Toczone dziś po lewej stronie dyskusje na temat przyczyn tego stanu rzeczy przywodzą mi na myśl scenę z genialnego filmu „Jeden most za daleko” – tę w której dowódcy spierają się o przyczyny klęski operacji Market-Garden. – To było Nijmegen – mówi gen. Gavin. – Nie, to pojedyncza droga do Nijmegen – mówi płk. Vandeleur. – Nie, to była mgła nad Anglią – mówi gen. Browning. – Wszystko jedno, co to było – odpowiada im Sosabowski – kiedy ktoś mówi: „wiecie co, zabawmy się dzisiaj w wojnę” wszyscy giną.
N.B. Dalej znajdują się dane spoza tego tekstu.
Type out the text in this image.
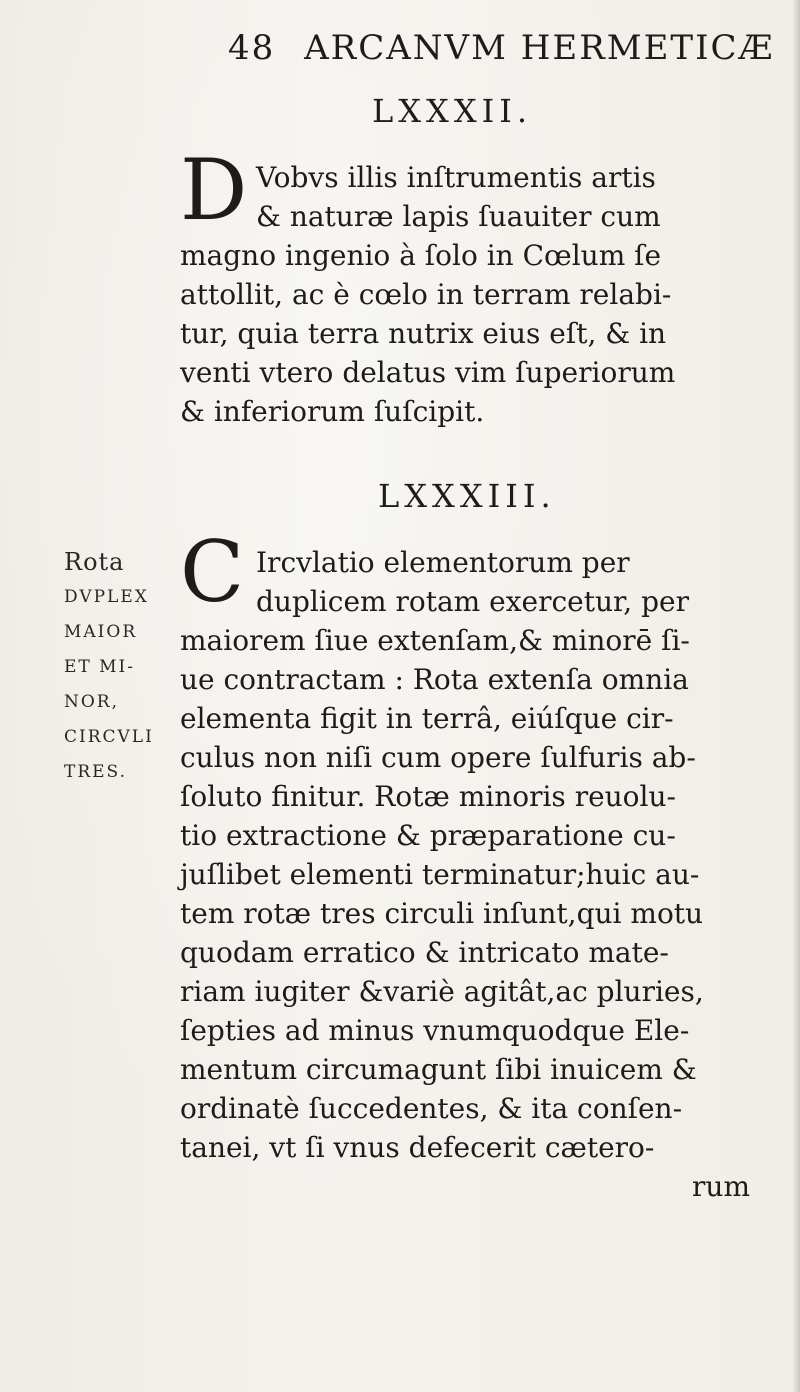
48 ARCANVM HERMETICÆ
LXXXII.
D Vobvs illis inſtrumentis artis
& naturæ lapis ſuauiter cum
magno ingenio à ſolo in Cœlum ſe
attollit, ac è cœlo in terram relabi-
tur, quia terra nutrix eius eſt, & in
venti vtero delatus vim ſuperiorum
& inferiorum ſuſcipit.
LXXXIII.
C Ircvlatio elementorum per
duplicem rotam exercetur, per
maiorem ſiue extenſam,& minorē ſi-
ue contractam : Rota extenſa omnia
elementa figit in terrâ, eiúſque cir-
culus non niſi cum opere ſulfuris ab-
ſoluto finitur. Rotæ minoris reuolu-
tio extractione & præparatione cu-
juſlibet elementi terminatur;huic au-
tem rotæ tres circuli inſunt,qui motu
quodam erratico & intricato mate-
riam iugiter &variè agitât,ac pluries,
ſepties ad minus vnumquodque Ele-
mentum circumagunt ſibi inuicem &
ordinatè ſuccedentes, & ita conſen-
tanei, vt ſi vnus defecerit cætero-
rum
Rota
DVPLEX
MAIOR
ET MI-
NOR,
CIRCVLI
TRES.
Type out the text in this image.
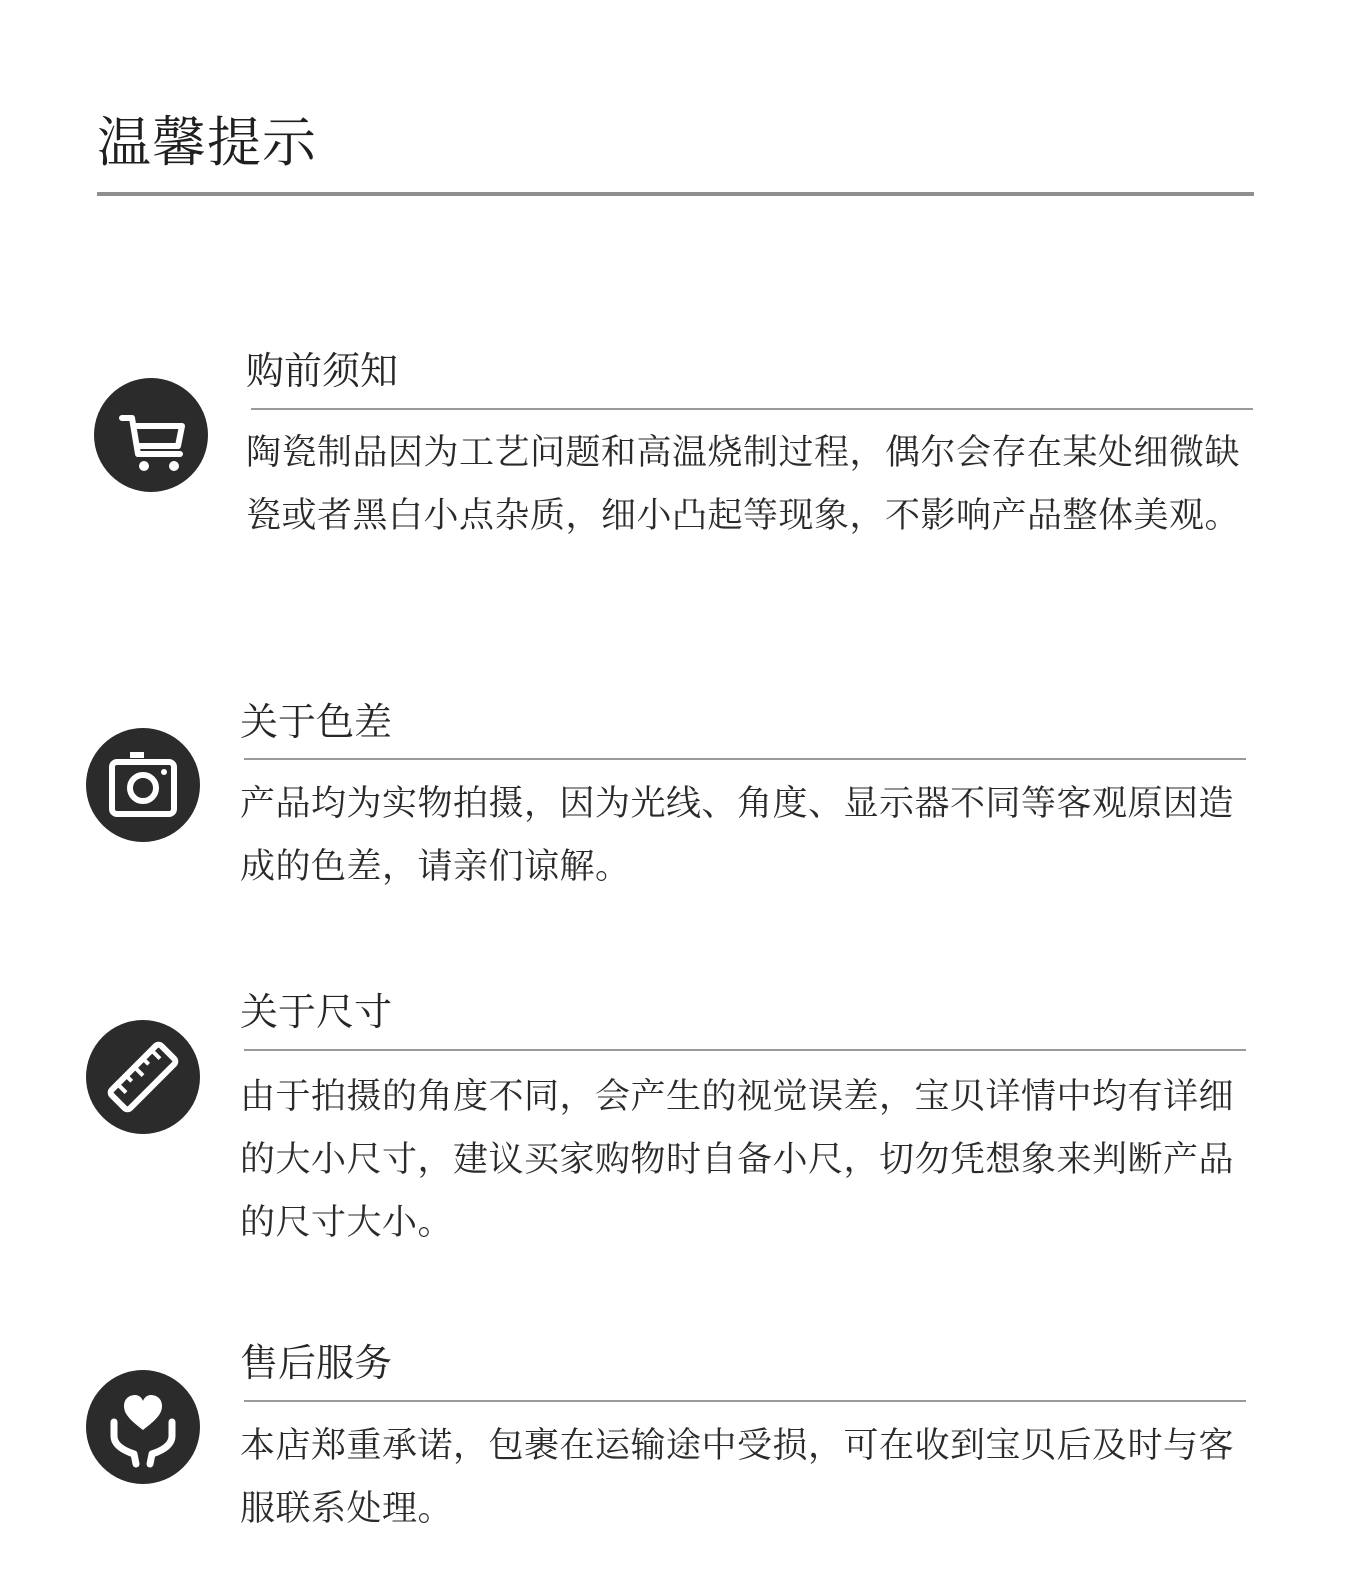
温馨提示
购前须知
陶瓷制品因为工艺问题和高温烧制过程，偶尔会存在某处细微缺瓷或者黑白小点杂质，细小凸起等现象，不影响产品整体美观。
关于色差
产品均为实物拍摄，因为光线、角度、显示器不同等客观原因造成的色差，请亲们谅解。
关于尺寸
由于拍摄的角度不同，会产生的视觉误差，宝贝详情中均有详细的大小尺寸，建议买家购物时自备小尺，切勿凭想象来判断产品的尺寸大小。
售后服务
本店郑重承诺，包裹在运输途中受损，可在收到宝贝后及时与客服联系处理。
Wybory to mają wspólnego z wojną, że mszczą się na tych, którzy traktują je niepoważnie. Nieważne, czy źródłem nieobecności lewicy jest pochopna rezygnacja Anny Grodzkiej z walki o prawybory, czy nieuzgodniona z nikim decyzja o starcie Wandy Nowickiej, czy absurdalny hazard Leszka Millera. Ważne, że wszyscy zginęliśmy. Pytanie, czy mamy jeszcze jedno życie, które moglibyśmy wykorzystać jesienią.